[Discussion] New IR pass proposal: CombineParallelDense

Currently, there is an IR pass to combine parallel Conv2D ops. This is a kind of fusion strategy that reduces the number of kernels launched, improves data locality for those kernels, and reduces latency.

Models like BERT start each layer with three parallel branches that all utilize the same input and have the same sequence of operations. These branches start with a matmul op. By fusing theese matmuls, we can go from three sequential matrix multiplications of size (128,768) x (768,768) to one batch matrix multiplication of size (3,128,768) x (3,768,768). On GPU and multi-core CPU, this should provide significant speedup.

I propose to make an IR pass called CombineParallelDense, which will combine parallel Dense ops into one BatchMatMul op. This will be optionally followed by a single batch Add op if the “units” parameter of Dense is not null. This combine can be done in a very similar way to CombineParallelConv2D, and can even fuse the element-wise operations following it.

What do you think? How do you think the implementation should look so we don’t have to copy code between the two “combine” passes?

Here are two of the parallel branches that use the same input (the third branch is very far to the right in Netron, so it’s not shown here :slight_smile: )

4 Likes

@tqchen @jroesch do you have any thoughts?

perhaps @vinx13 can comment on this :slight_smile:

Also @haichen if you are interested

I like this idea, this can be helpful. Probably we can reuse part of CombineParallelConv2d code to combine the followed ops.

CombineParallelConv2d doesn’t always bring speed up, so maybe we should make this pass optional

2 Likes

Do you mean optional as in being part of optimization level 4?

Reusing the code should be doable. The tricky parts are:

  1. CombineParallelConv2D concatenates the input then splits output. CombineParallelDense will stack the input then slice the output.
  2. CombineParallelConv2D has some extra logic based on the size of the channel dimension. This doesn’t apply to CombineParallelDense, because the size of the matrix multiplications need to match exactly.

Maybe we can make an abstract CombineParallelOp class, and have the methods take in an optional argument map, so implementations like CombineParallelConv2D can take in the channel size as an argument.

Yes we can put it in level 4 and invoke it based on profile result (like autotvm).
It would be great if we can refactor CombineParallelConv2D pass and extract common parts between two passes

Cool, I can start working on that :grinning:

You mentioned using AutoTVM to decide whether or not to run this pass. Is there an example I can go off of? I thought that CombineParallelConv2D was always invoked if you choose opt level 4.

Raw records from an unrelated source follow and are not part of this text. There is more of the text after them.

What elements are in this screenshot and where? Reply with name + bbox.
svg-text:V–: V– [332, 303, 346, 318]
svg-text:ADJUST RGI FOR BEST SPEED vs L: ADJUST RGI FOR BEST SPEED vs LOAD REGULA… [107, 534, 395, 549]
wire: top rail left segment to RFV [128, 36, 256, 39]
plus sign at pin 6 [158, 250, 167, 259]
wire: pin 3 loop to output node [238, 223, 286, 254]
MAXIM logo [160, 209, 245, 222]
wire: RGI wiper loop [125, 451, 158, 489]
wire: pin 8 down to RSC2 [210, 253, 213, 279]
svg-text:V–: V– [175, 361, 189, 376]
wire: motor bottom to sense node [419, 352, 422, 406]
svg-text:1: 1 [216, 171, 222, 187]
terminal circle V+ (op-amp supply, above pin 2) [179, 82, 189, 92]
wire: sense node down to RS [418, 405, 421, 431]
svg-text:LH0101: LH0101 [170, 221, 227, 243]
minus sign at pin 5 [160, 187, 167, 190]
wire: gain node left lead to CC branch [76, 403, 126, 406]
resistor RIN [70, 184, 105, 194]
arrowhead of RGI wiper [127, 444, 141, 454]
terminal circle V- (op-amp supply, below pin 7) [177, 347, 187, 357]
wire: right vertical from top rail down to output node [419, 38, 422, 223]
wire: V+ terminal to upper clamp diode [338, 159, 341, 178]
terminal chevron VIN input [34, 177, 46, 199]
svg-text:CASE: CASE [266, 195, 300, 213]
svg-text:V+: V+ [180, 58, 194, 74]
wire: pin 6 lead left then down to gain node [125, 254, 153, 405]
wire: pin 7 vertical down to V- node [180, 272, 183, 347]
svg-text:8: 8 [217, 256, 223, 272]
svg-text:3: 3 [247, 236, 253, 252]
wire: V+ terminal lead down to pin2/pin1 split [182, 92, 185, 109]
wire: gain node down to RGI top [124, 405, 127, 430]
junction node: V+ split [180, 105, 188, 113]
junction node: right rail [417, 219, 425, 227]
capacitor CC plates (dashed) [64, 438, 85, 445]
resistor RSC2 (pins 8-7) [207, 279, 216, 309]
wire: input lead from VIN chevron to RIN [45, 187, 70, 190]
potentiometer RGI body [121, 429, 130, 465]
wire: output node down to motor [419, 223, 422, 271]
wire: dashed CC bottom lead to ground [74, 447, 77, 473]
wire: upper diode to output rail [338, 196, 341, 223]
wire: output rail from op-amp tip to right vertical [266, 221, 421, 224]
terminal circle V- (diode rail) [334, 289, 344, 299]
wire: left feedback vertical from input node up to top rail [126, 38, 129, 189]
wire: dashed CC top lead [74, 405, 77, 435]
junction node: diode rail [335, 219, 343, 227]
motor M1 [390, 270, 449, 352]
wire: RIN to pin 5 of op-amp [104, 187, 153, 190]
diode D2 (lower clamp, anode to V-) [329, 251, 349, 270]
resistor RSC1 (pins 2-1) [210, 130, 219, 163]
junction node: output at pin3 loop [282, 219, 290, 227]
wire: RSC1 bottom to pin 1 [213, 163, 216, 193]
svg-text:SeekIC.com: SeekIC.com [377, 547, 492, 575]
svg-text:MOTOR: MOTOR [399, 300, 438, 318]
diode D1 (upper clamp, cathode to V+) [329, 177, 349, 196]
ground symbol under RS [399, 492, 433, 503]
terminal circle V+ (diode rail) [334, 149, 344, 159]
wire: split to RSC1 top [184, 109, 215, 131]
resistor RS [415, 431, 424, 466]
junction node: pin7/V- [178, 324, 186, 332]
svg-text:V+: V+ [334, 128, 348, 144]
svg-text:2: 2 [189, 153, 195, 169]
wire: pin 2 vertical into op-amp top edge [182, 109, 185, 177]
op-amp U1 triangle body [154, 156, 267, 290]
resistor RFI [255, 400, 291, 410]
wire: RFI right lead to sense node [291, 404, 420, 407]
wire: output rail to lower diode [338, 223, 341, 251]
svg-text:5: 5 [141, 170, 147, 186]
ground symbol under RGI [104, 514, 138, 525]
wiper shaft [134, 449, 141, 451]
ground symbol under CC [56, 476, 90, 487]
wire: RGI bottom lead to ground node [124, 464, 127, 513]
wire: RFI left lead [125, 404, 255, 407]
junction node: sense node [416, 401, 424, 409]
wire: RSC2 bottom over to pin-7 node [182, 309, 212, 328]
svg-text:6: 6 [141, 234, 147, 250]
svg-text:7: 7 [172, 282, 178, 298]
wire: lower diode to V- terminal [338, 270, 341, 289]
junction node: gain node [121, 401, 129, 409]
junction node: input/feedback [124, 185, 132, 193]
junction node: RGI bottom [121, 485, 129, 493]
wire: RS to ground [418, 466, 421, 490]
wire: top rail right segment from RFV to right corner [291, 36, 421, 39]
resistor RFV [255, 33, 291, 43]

Also, how do you think I should handle combining the element-wise ops at the end? For example, normally, the output of shape (128,768) would be added with a bias tensor of shape (768). This 1D tensor would be broadcasted. However, when the output tensor is of shape (3,128,768), I don’t think we can properly broadcast-add a tensor of shape (3,768).

Unfortunately there are no examples right now. For the broadcast ops, we can pad ‘1’ to broadcasted dimension to make lhs and rhs have same number of dimensions, meaning that (768,) will be casted to (1, 768).

Sorry, would you be able to expand on that last part? I don’t quite understand. We basically have three different bias adds for each inner matrix in (3,128,768).

Do you mean the bias adds will be part of a new stacked tensor of shape (3,1,768)?

When you are combining two (768,) bias, we need to first canonicalize broadcast shapes into (1, 768) and then stack them into (3, 1, 768)

1 Like

I can understand the GPU part but could you explain a bit why it benefits a lot in multicore CPU case? Thanks.

I believe that using a library like MKL’s batch matrix multiplication can be more efficient than running multiple matrix multiplications in sequence. This depends on the problem size too.

Yeah, exactly, if the matrix size is large then it won’t benefit significant.

That’s one of the benefits of the pass system though :slight_smile: we can just turn this pass off if it doesn’t provide gains.

Yeah, I totally agree that this is useful.